The first time Donovan Rocker saw {{user}}, she was standing with a group of LAPD firefighters at a charity boxing event.
He had just finished knocking out an LAFD firefighter in the third round. The crowd had been loud, his teammates from LAPD SWAT team cheering, firefighters booing dramatically, but none of that stuck with him.
What stuck was her. She stood near the back of her crew, arms crossed over her department jacket, watching quietly while everyone else shouted. She hadn’t approached him afterward.
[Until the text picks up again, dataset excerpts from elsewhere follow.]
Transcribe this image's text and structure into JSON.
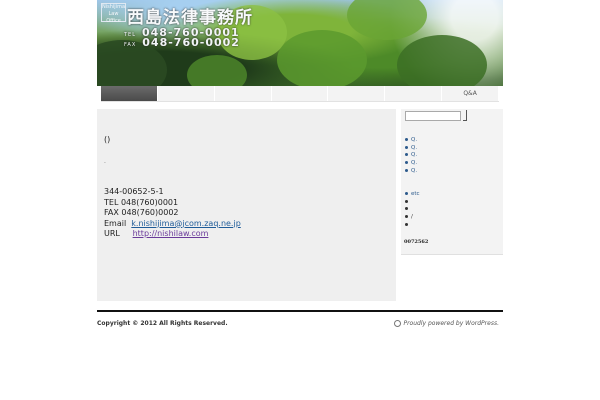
{
  "header": {
    "logo_text": "Nishijima Law Office",
    "site_title": "西島法律事務所",
    "tel_label": "TEL",
    "tel": "048-760-0001",
    "fax_label": "FAX",
    "fax": "048-760-0002"
  },
  "nav": {
    "items": [
      {
        "label": ""
      },
      {
        "label": ""
      },
      {
        "label": ""
      },
      {
        "label": ""
      },
      {
        "label": ""
      },
      {
        "label": ""
      },
      {
        "label": "Q&A"
      }
    ]
  },
  "content": {
    "parens": "()",
    "dot": ".",
    "address": "344-00652-5-1",
    "tel_line": "TEL 048(760)0001",
    "fax_line": "FAX 048(760)0002",
    "email_label": "Email",
    "email": "k.nishijima@jcom.zaq.ne.jp",
    "url_label": "URL",
    "url": "http://nishilaw.com"
  },
  "sidebar": {
    "qa_items": [
      {
        "label": "Q."
      },
      {
        "label": "Q."
      },
      {
        "label": "Q."
      },
      {
        "label": "Q."
      },
      {
        "label": "Q."
      }
    ],
    "misc_items": [
      {
        "label": "etc"
      },
      {
        "label": ""
      },
      {
        "label": ""
      },
      {
        "label": "/"
      },
      {
        "label": ""
      }
    ],
    "counter": "0072562"
  },
  "footer": {
    "copyright": "Copyright © 2012   All Rights Reserved.",
    "powered": "Proudly powered by WordPress."
  }
}
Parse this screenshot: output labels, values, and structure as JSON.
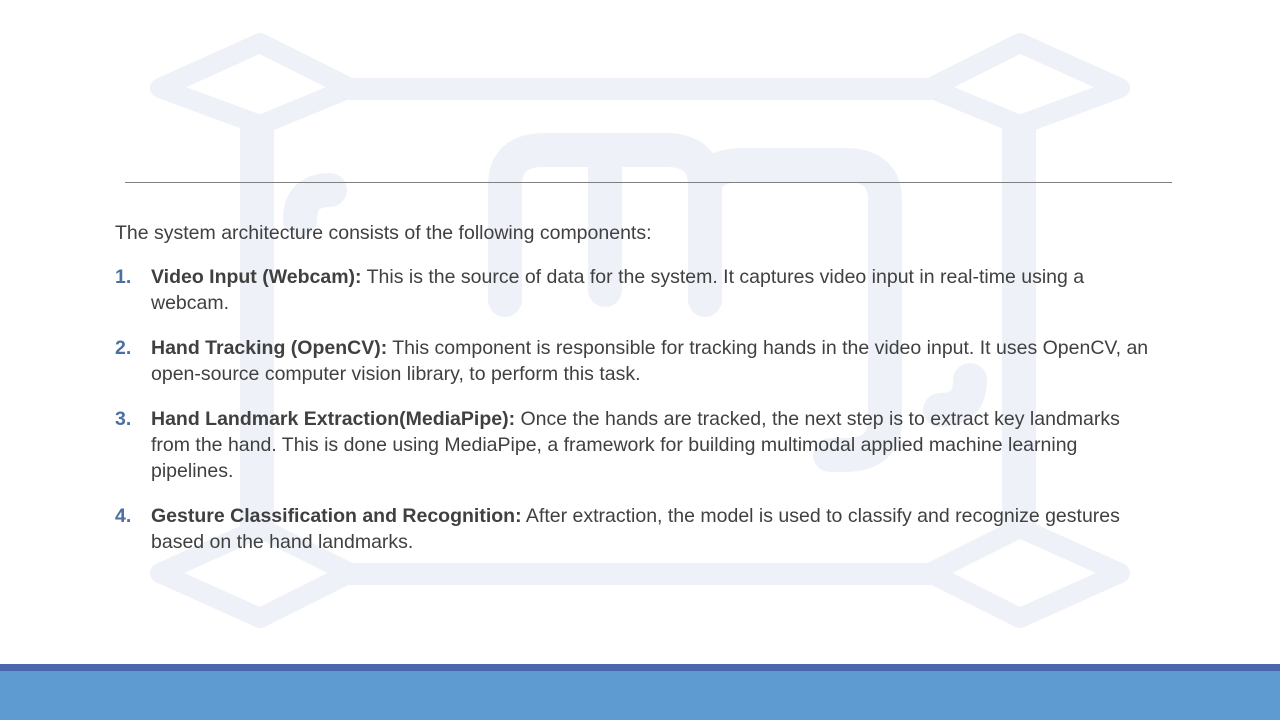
{
  "intro": "The system architecture consists of the following components:",
  "items": [
    {
      "number": "1.",
      "label": "Video Input (Webcam):",
      "text": " This is the source of data for the system. It captures video input in real-time using a webcam."
    },
    {
      "number": "2.",
      "label": "Hand Tracking (OpenCV):",
      "text": " This component is responsible for tracking hands in the video input. It uses OpenCV, an open-source computer vision library, to perform this task."
    },
    {
      "number": "3.",
      "label": "Hand Landmark Extraction(MediaPipe):",
      "text": " Once the hands are tracked, the next step is to extract key landmarks from the hand. This is done using MediaPipe, a framework for building multimodal applied machine learning pipelines."
    },
    {
      "number": "4.",
      "label": "Gesture Classification and Recognition:",
      "text": " After extraction, the model is used to classify and recognize gestures based on the hand landmarks."
    }
  ],
  "colors": {
    "text": "#404040",
    "number": "#4a6fa5",
    "footer_stripe": "#4a67ac",
    "footer_bar": "#5e9bd0",
    "watermark": "#eef2f8"
  }
}
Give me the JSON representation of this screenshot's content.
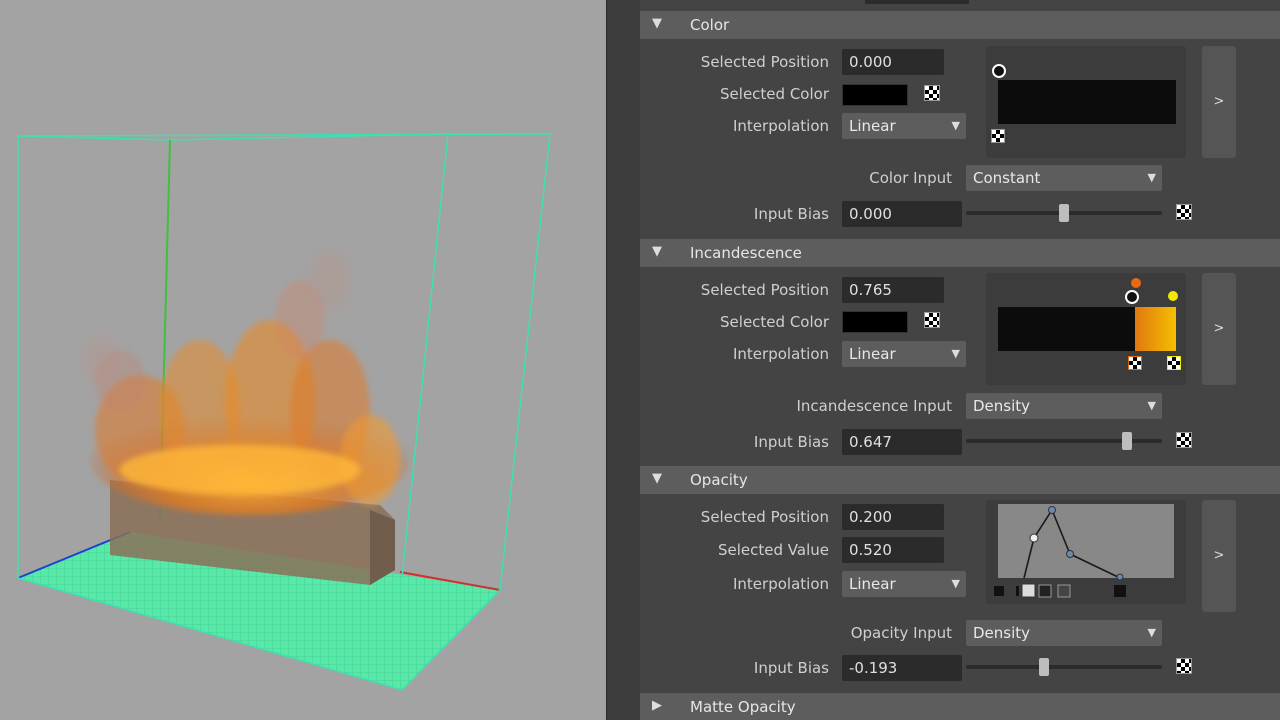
{
  "color_section": {
    "title": "Color",
    "selected_position_label": "Selected Position",
    "selected_position_value": "0.000",
    "selected_color_label": "Selected Color",
    "interpolation_label": "Interpolation",
    "interpolation_value": "Linear",
    "input_label": "Color Input",
    "input_value": "Constant",
    "bias_label": "Input Bias",
    "bias_value": "0.000",
    "bias_slider_fraction": 0.5,
    "expand_label": ">"
  },
  "incandescence_section": {
    "title": "Incandescence",
    "selected_position_label": "Selected Position",
    "selected_position_value": "0.765",
    "selected_color_label": "Selected Color",
    "interpolation_label": "Interpolation",
    "interpolation_value": "Linear",
    "input_label": "Incandescence Input",
    "input_value": "Density",
    "bias_label": "Input Bias",
    "bias_value": "0.647",
    "bias_slider_fraction": 0.82,
    "expand_label": ">"
  },
  "opacity_section": {
    "title": "Opacity",
    "selected_position_label": "Selected Position",
    "selected_position_value": "0.200",
    "selected_value_label": "Selected Value",
    "selected_value_value": "0.520",
    "interpolation_label": "Interpolation",
    "interpolation_value": "Linear",
    "input_label": "Opacity Input",
    "input_value": "Density",
    "bias_label": "Input Bias",
    "bias_value": "-0.193",
    "bias_slider_fraction": 0.4,
    "expand_label": ">"
  },
  "matte_section": {
    "title": "Matte Opacity"
  },
  "colors": {
    "flame_orange": "#f08a1c",
    "incandescence_yellow": "#f5c000",
    "bounding_box": "#3fe0b0",
    "ground_grid": "#46e0a0"
  }
}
Hadn’t congratulated him. Hadn’t even looked impressed. She’d just observed. And somehow that had been worse.
Weeks later, Rocker found himself making suspiciously frequent visits to her firehouse under increasingly weak excuses. Dropping off food. “Checking in” after neighborhood incidents. Bringing coffee.
Even Hondo had caught on. “You trying to build interdepartment relations,” Daniel 'Hondo' Harrelson had asked dryly, “or are you just trying to flirt?”
Eventually, he’d managed to get {{user}}’s number. Then coffee turned into dinner. Dinner turned into casual hangouts. And now she was walking beside him through SWAT headquarters. Which somehow made him more nervous than stepping into active tactical operations.
He kept his pace slower than usual as they moved through the building. “That’s the training room,” Rocker said, pointing ahead. “That’s where people pretend they can beat me in sparring.”
{{user}} glanced at him.
“And fail,” he added confidently.
A small smile pulled at her lips. Victory. He led her into the gear room, rows of tactical equipment lining the walls. Helmets, vests, weapons lockers.
“You’re very quiet, you know that?” Rocker said. “Not in a bad way,” he quickly added. “I talk enough for two people, so this works out.”